Satu hal penting yang selalu disoroti dalam membahasa pemanasan global yang mengakibatkan perubahan iklim adalah kadar GHG (Green House Gas) di atmosfer seperti CO2 (karbondooksida), CH4 (methan) dan N2O (Nitro-oksida) yang semuanya dapat mengakibatkan effek rumah kaca dan pemanasan global. Dari ketiga GHG tersebut CO2 adalah yang paling sering dijadikan indicator pemanasan global karena gas tersebut adalah paling besar konsentrasinya di atmosphere dibanding dua gas yang lainnya. Peneliti pertanian dan lingkungan seperti Alagarswamy telah melaporkan peningkatan kadar CO2 di atmosfer dari masa pra-industri (tahun 1750) sebesar 280 ppm menjadi sekitar 375 ppm pada tahun 2000 atau saat ini, hal ini secara pasti telah merubah respond tanaman terhadap perubahan kadar gas CO2 tersebut.
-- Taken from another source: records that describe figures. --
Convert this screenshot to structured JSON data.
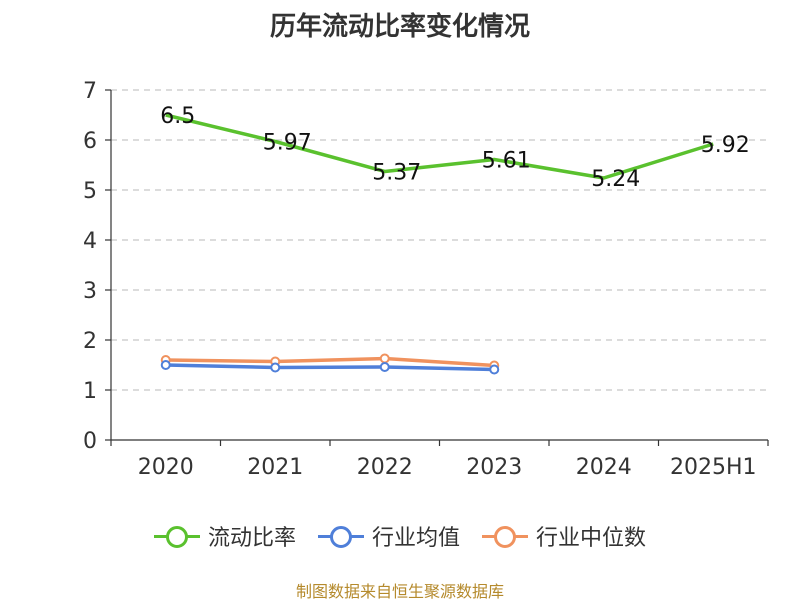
{
  "chart_data": {
    "type": "line",
    "title": "历年流动比率变化情况",
    "categories": [
      "2020",
      "2021",
      "2022",
      "2023",
      "2024",
      "2025H1"
    ],
    "ylim": [
      0,
      7
    ],
    "yticks": [
      "0",
      "1",
      "2",
      "3",
      "4",
      "5",
      "6",
      "7"
    ],
    "grid": true,
    "legend_position": "bottom",
    "series": [
      {
        "name": "流动比率",
        "color": "#5ac12e",
        "values": [
          6.5,
          5.97,
          5.37,
          5.61,
          5.24,
          5.92
        ],
        "labels": [
          "6.5",
          "5.97",
          "5.37",
          "5.61",
          "5.24",
          "5.92"
        ]
      },
      {
        "name": "行业均值",
        "color": "#4f7fd9",
        "values": [
          1.5,
          1.45,
          1.46,
          1.41,
          null,
          null
        ]
      },
      {
        "name": "行业中位数",
        "color": "#f0925e",
        "values": [
          1.6,
          1.57,
          1.63,
          1.49,
          null,
          null
        ]
      }
    ]
  },
  "footer": "制图数据来自恒生聚源数据库"
}
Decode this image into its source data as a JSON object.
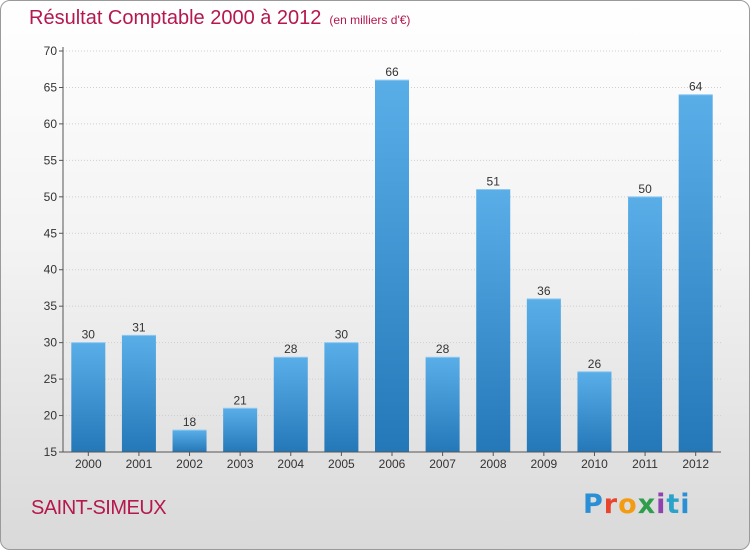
{
  "chart_data": {
    "type": "bar",
    "title": "Résultat Comptable 2000 à 2012",
    "subtitle": "(en milliers d'€)",
    "categories": [
      "2000",
      "2001",
      "2002",
      "2003",
      "2004",
      "2005",
      "2006",
      "2007",
      "2008",
      "2009",
      "2010",
      "2011",
      "2012"
    ],
    "values": [
      30,
      31,
      18,
      21,
      28,
      30,
      66,
      28,
      51,
      36,
      26,
      50,
      64
    ],
    "ylim": [
      15,
      70
    ],
    "yticks": [
      15,
      20,
      25,
      30,
      35,
      40,
      45,
      50,
      55,
      60,
      65,
      70
    ],
    "grid": true,
    "bar_color_top": "#5aaee8",
    "bar_color_bottom": "#2478b8"
  },
  "footer": {
    "location": "SAINT-SIMEUX",
    "brand": [
      "P",
      "r",
      "o",
      "x",
      "i",
      "t",
      "i"
    ]
  },
  "colors": {
    "title": "#b5174f",
    "grid": "#cfcfcf"
  }
}
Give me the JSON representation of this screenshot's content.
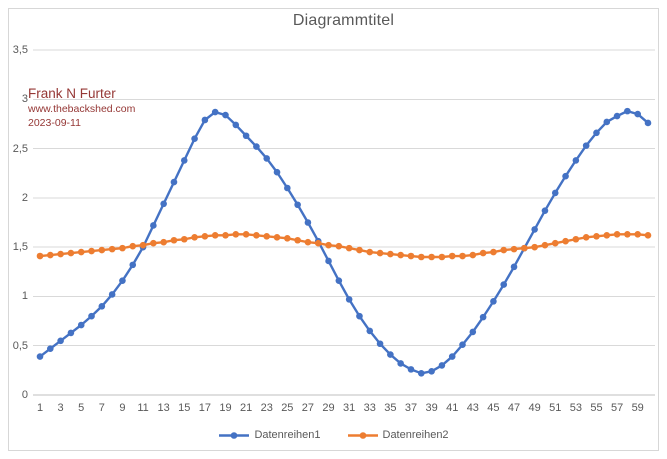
{
  "chart_data": {
    "type": "line",
    "title": "Diagrammtitel",
    "xlabel": "",
    "ylabel": "",
    "xlim": [
      1,
      60
    ],
    "ylim": [
      0,
      3.5
    ],
    "grid": "horizontal",
    "legend_position": "bottom",
    "decimal_separator": ",",
    "text_color": "#595959",
    "gridline_color": "#d9d9d9",
    "axis_line_color": "#bfbfbf",
    "x": [
      1,
      2,
      3,
      4,
      5,
      6,
      7,
      8,
      9,
      10,
      11,
      12,
      13,
      14,
      15,
      16,
      17,
      18,
      19,
      20,
      21,
      22,
      23,
      24,
      25,
      26,
      27,
      28,
      29,
      30,
      31,
      32,
      33,
      34,
      35,
      36,
      37,
      38,
      39,
      40,
      41,
      42,
      43,
      44,
      45,
      46,
      47,
      48,
      49,
      50,
      51,
      52,
      53,
      54,
      55,
      56,
      57,
      58,
      59,
      60
    ],
    "x_tick_labels": [
      "1",
      "3",
      "5",
      "7",
      "9",
      "11",
      "13",
      "15",
      "17",
      "19",
      "21",
      "23",
      "25",
      "27",
      "29",
      "31",
      "33",
      "35",
      "37",
      "39",
      "41",
      "43",
      "45",
      "47",
      "49",
      "51",
      "53",
      "55",
      "57",
      "59"
    ],
    "y_tick_values": [
      0,
      0.5,
      1,
      1.5,
      2,
      2.5,
      3,
      3.5
    ],
    "y_tick_labels": [
      "0",
      "0,5",
      "1",
      "1,5",
      "2",
      "2,5",
      "3",
      "3,5"
    ],
    "series": [
      {
        "name": "Datenreihen1",
        "color": "#4472C4",
        "marker": "circle",
        "values": [
          0.39,
          0.47,
          0.55,
          0.63,
          0.71,
          0.8,
          0.9,
          1.02,
          1.16,
          1.32,
          1.5,
          1.72,
          1.94,
          2.16,
          2.38,
          2.6,
          2.79,
          2.87,
          2.84,
          2.74,
          2.63,
          2.52,
          2.4,
          2.26,
          2.1,
          1.93,
          1.75,
          1.56,
          1.36,
          1.16,
          0.97,
          0.8,
          0.65,
          0.52,
          0.41,
          0.32,
          0.26,
          0.22,
          0.24,
          0.3,
          0.39,
          0.51,
          0.64,
          0.79,
          0.95,
          1.12,
          1.3,
          1.49,
          1.68,
          1.87,
          2.05,
          2.22,
          2.38,
          2.53,
          2.66,
          2.77,
          2.83,
          2.88,
          2.85,
          2.76
        ]
      },
      {
        "name": "Datenreihen2",
        "color": "#ED7D31",
        "marker": "circle",
        "values": [
          1.41,
          1.42,
          1.43,
          1.44,
          1.45,
          1.46,
          1.47,
          1.48,
          1.49,
          1.51,
          1.52,
          1.54,
          1.55,
          1.57,
          1.58,
          1.6,
          1.61,
          1.62,
          1.62,
          1.63,
          1.63,
          1.62,
          1.61,
          1.6,
          1.59,
          1.57,
          1.55,
          1.54,
          1.52,
          1.51,
          1.49,
          1.47,
          1.45,
          1.44,
          1.43,
          1.42,
          1.41,
          1.4,
          1.4,
          1.4,
          1.41,
          1.41,
          1.42,
          1.44,
          1.45,
          1.47,
          1.48,
          1.49,
          1.5,
          1.52,
          1.54,
          1.56,
          1.58,
          1.6,
          1.61,
          1.62,
          1.63,
          1.63,
          1.63,
          1.62
        ]
      }
    ],
    "annotations": {
      "author": "Frank N Furter",
      "website": "www.thebackshed.com",
      "date": "2023-09-11",
      "color": "#953735"
    }
  }
}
Lebih dari itu IPCC (Intergovernmental Panel on Climate Change) adalah lembaga khusus yang dibentuk PBB untuk menangani masalah perubahan iklim telah melakukan ramalan ilmiah (dipublikasikan tahun 2001, 2007) perihal peningkatan kadar CO2 di atmosfer pada tahun 2100 sekitar 550-970 ppm dan akan diikuti peningkatan suhu sebesar 1.8 – 4 derajat celcius. Fakta dan berita tersebut sedikit banyak telah kita rasakan saat ini peningkatan suhu yang semakin terasa bila dibandingkan beberapa dekade sebelumnya.

Pengaruh pada tanaman

Tanaman sebagai organisme, pertumbuhan dan perkembangannya sangat dipengaruhi oleh lingkungan tempat hidupnya, interaksi antara genetik dan lingkungan akan menentukan penampilan pada tanaman tersebut apakah akan merepon positif seperti hasil panen tinggi atau sebaliknya. Sebagai contoh umum padi yang dikembangkan di daerah iklim dingin akan memberikan hasil panen rendah bila ditanam pada daerah iklim panas begitu pula sebaliknya. Contoh lain adalah secara umum tanaman kedelai akan memperlihatkan respond positif pada kondisi CO2 tinggi namun merespond negatif pada kenaikan suhu tertentu. Perubahan iklim yang sedang berlangsung sedikit-banyak telah merubah respon tanaman terhadap perubahan tersebut, namun kepastian respon tanaman tersebut perlu pengujian lebih lanjut dan kontinyu dalam usaha menjaga produktivitas tanaman di masa perubahan iklim ini. Tanaman diketahui begitu sensitive terhadap suhu, perubahan suhu sebesar 1 derajat celcius saja dari suhu optimal akan mengakibatkan penurunan kualitas panen seperti yang telah diteliti di lembaga IRRI pada komoditas padi dalam merespon masalah perubahan iklim ini.. Selain suhu, perubahan iklim dalam kaitannya dengan bidang pertanian adalah meningkatnya kadar CO2 di atmosfer yang secara biologis akan mempengaruhi laju photosynthesis dan secara langsung akan mempengaruhi panen, namun kekurangan dari penelitian respond tanaman terhadap kadar CO2 adalah fasilitas penelitiannya yang sangat mahal sehingga ada baiknya untuk melakukan studi analisis dari hasil-hasil penelitian yang berkenaan dengan kadar CO2 tersebut untuk diuji secara statistik. Setiap orang tentu tidak menginginkan hasil panen menurun bahkan sampai gagal akibat perubahan iklim tersebut. Peningkatan hasil panen tanaman sangat erat kaitannya dengan faktor iklim sehingga perhatian khusus terhadap penelitian di bidang iklim harus lebih diperhatihan baik oleh pemerintah ataupun swasta yang merupakan penyandang dana utama dari peneliti-peneliti di tanah air, hal tersebut dalam rangka merespon era perubahan iklim yang secara khusus jangka panjang berpotensi merugikan sektor pertanian dan secara langsung akan menganggu supply makanan masyarakat secara nasional maupun internasional.

Opini:

Keseimbangan antara makanan dan energi patut diperhitungkan jangka panjang jangan sampai di sia-siakan potensi SDA dan SDM yg super kaya di negeri Indonesia ini. Jangan sampai pula dibiarkan percuma potensi tersebut oleh karena sifat pemegang kebijakan yang `pelit` terhadap pengembangan ilmu pengetahuan.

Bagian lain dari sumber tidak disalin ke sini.